In 1165, Ibn Mardanish was defeated in the Battle of Fahs al-Jullab by the Almohads. In 1172 Murcia was taken by the Almohads, and from 1223 to 1243 it became the capital of an independent kingdom. In 1243 it was conquered and under the Treaty of Alcaraz swore fealty to Castille.

===Aragon then Castile===

Banner of the Castilian Realm of Murcia

James II called Jaume II el Just or the Just, a grandson of James I, initiated in 1296 a final impulse of his army further southwards than the Biar-Busot pacts. His campaign aimed at the fertile countryside around Murcia whose local Muslim rulers were bound by pacts with Castile and governing by proxy on behalf of this kingdom; Castilian troops often raided the area to assert a sovereignty which, in any case, was not stable but characterized by the typical skirmishes and ever changing alliances of a frontier territory.
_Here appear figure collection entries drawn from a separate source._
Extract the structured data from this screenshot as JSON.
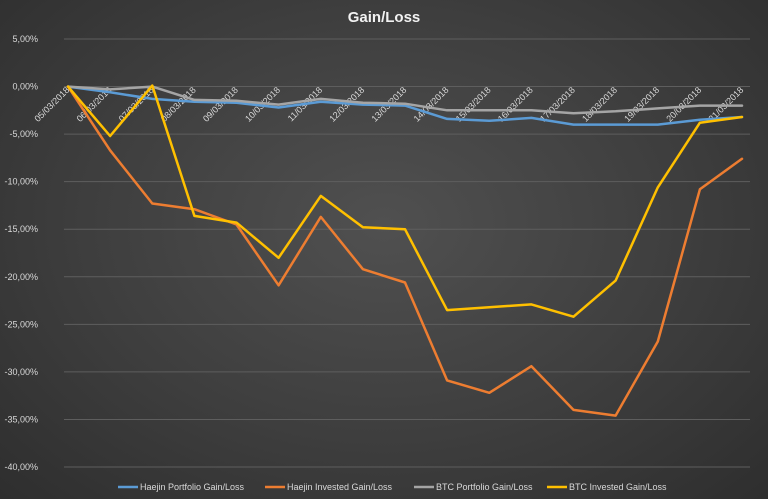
{
  "chart_data": {
    "type": "line",
    "title": "Gain/Loss",
    "xlabel": "",
    "ylabel": "",
    "ylim": [
      -40,
      5
    ],
    "grid": true,
    "legend_position": "bottom",
    "x": [
      "05/03/2018",
      "06/03/2018",
      "07/03/2018",
      "08/03/2018",
      "09/03/2018",
      "10/03/2018",
      "11/03/2018",
      "12/03/2018",
      "13/03/2018",
      "14/03/2018",
      "15/03/2018",
      "16/03/2018",
      "17/03/2018",
      "18/03/2018",
      "19/03/2018",
      "20/03/2018",
      "21/03/2018"
    ],
    "y_ticks": [
      "5,00%",
      "0,00%",
      "-5,00%",
      "-10,00%",
      "-15,00%",
      "-20,00%",
      "-25,00%",
      "-30,00%",
      "-35,00%",
      "-40,00%"
    ],
    "y_tick_values": [
      5,
      0,
      -5,
      -10,
      -15,
      -20,
      -25,
      -30,
      -35,
      -40
    ],
    "series": [
      {
        "name": "Haejin Portfolio Gain/Loss",
        "color": "#5b9bd5",
        "values": [
          0,
          -0.6,
          -1.3,
          -1.6,
          -1.7,
          -2.2,
          -1.6,
          -1.9,
          -2.0,
          -3.4,
          -3.6,
          -3.3,
          -4.0,
          -4.0,
          -4.0,
          -3.5,
          -3.2
        ]
      },
      {
        "name": "Haejin Invested Gain/Loss",
        "color": "#ed7d31",
        "values": [
          0,
          -6.7,
          -12.3,
          -12.9,
          -14.5,
          -20.9,
          -13.7,
          -19.2,
          -20.6,
          -30.9,
          -32.2,
          -29.4,
          -34.0,
          -34.6,
          -26.8,
          -10.8,
          -7.6
        ]
      },
      {
        "name": "BTC Portfolio Gain/Loss",
        "color": "#a5a5a5",
        "values": [
          0,
          -0.3,
          0,
          -1.4,
          -1.5,
          -1.9,
          -1.3,
          -1.7,
          -1.8,
          -2.5,
          -2.5,
          -2.5,
          -2.8,
          -2.6,
          -2.3,
          -2.0,
          -2.0
        ]
      },
      {
        "name": "BTC Invested Gain/Loss",
        "color": "#ffc000",
        "values": [
          0,
          -5.2,
          0.1,
          -13.6,
          -14.3,
          -18.0,
          -11.5,
          -14.8,
          -15.0,
          -23.5,
          -23.2,
          -22.9,
          -24.2,
          -20.4,
          -10.6,
          -3.8,
          -3.2
        ]
      }
    ]
  }
}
The Castilians, led by King Alfonso X, took the Kingdom of Murcia at the end of this period, when large numbers of immigrants from north Catalonia and Provence settled in the town; Catalan names are still not uncommon. In 1296, Murcia and its region were transferred to the Crown of Aragon, but in 1304, in virtue of the Treaty of Torrellas, it was finally incorporated as part of the Crown of Castile.

==List of rulers==
From 1012 to around 1049, Murcia was ruled by the rulers of the taifas of Almería, Valencia or Dénia.

===Tahirids===
- c. 1049 – 1063: Abu Bakr Ahmad ibn Tahir
- 1063–1078: Muhammad ibn Ahmad ibn Tahir
- To Seville
- Almoravid conquest, 1091
- 1096–1097: Abu Ja'far Ahmad ibn Abi Ja'far Abd al-Rahman Ibn Tahir
- Almoravid conquest

===Hudids===
- 1145–1147: Abu Muhammad Abd Allah ibn Iyad
  - 1146: Abd Allah ibn Faraj al-Thaghri, rival

Throwing off Almoravid authority, Ibn Iyad of Murcia recognized the supremacy of the Hudid ruler Sayf al-Dawla in 1146.
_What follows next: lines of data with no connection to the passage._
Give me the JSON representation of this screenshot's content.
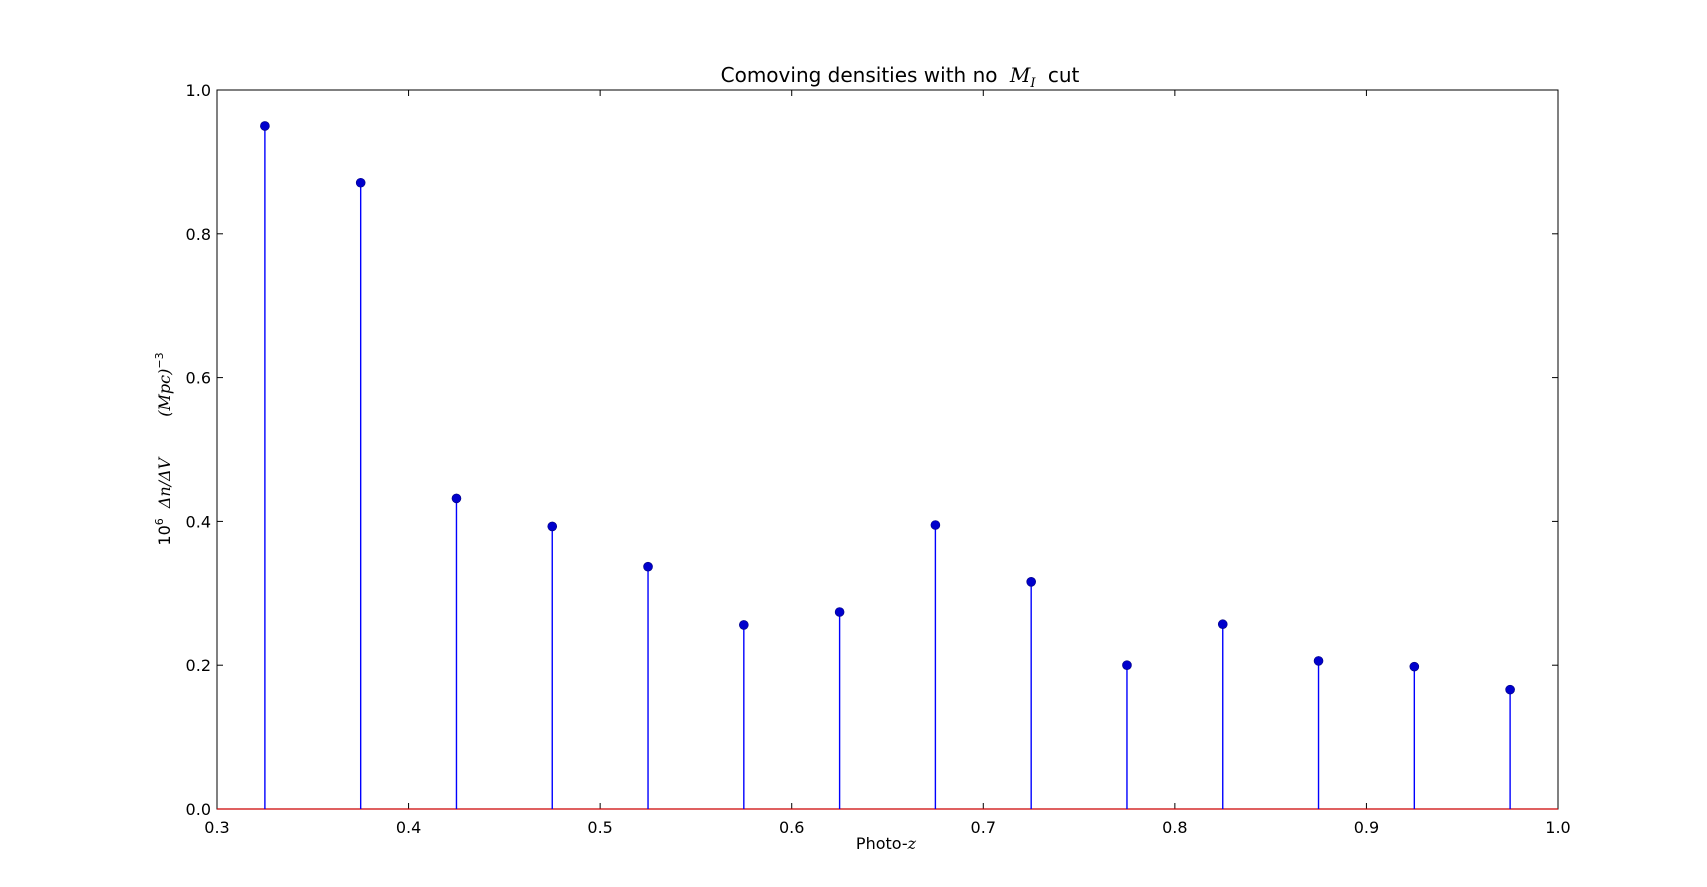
{
  "chart_data": {
    "type": "stem",
    "title": "Comoving densities with no",
    "title_math": "M",
    "title_math_sub": "I",
    "title_suffix": "cut",
    "xlabel": "Photo-",
    "xlabel_math": "z",
    "ylabel": "10",
    "ylabel_sup": "6",
    "ylabel_math": "Δn/ΔV",
    "ylabel_unit": "(Mpc)",
    "ylabel_unit_sup": "−3",
    "xlim": [
      0.3,
      1.0
    ],
    "ylim": [
      0.0,
      1.0
    ],
    "xticks": [
      "0.3",
      "0.4",
      "0.5",
      "0.6",
      "0.7",
      "0.8",
      "0.9",
      "1.0"
    ],
    "yticks": [
      "0.0",
      "0.2",
      "0.4",
      "0.6",
      "0.8",
      "1.0"
    ],
    "x": [
      0.325,
      0.375,
      0.425,
      0.475,
      0.525,
      0.575,
      0.625,
      0.675,
      0.725,
      0.775,
      0.825,
      0.875,
      0.925,
      0.975
    ],
    "y": [
      0.95,
      0.871,
      0.432,
      0.393,
      0.337,
      0.256,
      0.274,
      0.395,
      0.316,
      0.2,
      0.257,
      0.206,
      0.198,
      0.166
    ],
    "marker_color": "#0000cc",
    "stem_color": "#0000ff",
    "baseline_color": "#cc0000",
    "grid": false
  }
}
- 1148–1172: Ibn Mardanish
- Almohad conquest
- 1228–1238: Abu Abdallah Muhammad ibn Yusuf Ibn Hud al-Mutawakkil
- 1238–1239: Abu Bakr Muhammad ibn Muhammad al-Wathiq (first time)
- 1239–1241: Diya' al-Dawla al-'AzIz ibn 'Abd al-Malik
- 1241–1262: Abu Ja'far Baha' al-Dawla Muhammad Ibn Hud
- 1262–1264: Muhammad ibn Abi Ja'far Muhammad
- 1264–????: Abu Bakr Muhammad ibn Muhammad al-Wathiq (second time)

Sometime between 1264 and the Aragonese conquest of 1266, Abu Bakr was overthrown by Abdallah ibn Ali of the Banu Ashqilula, allies of the Nasrids of Granada.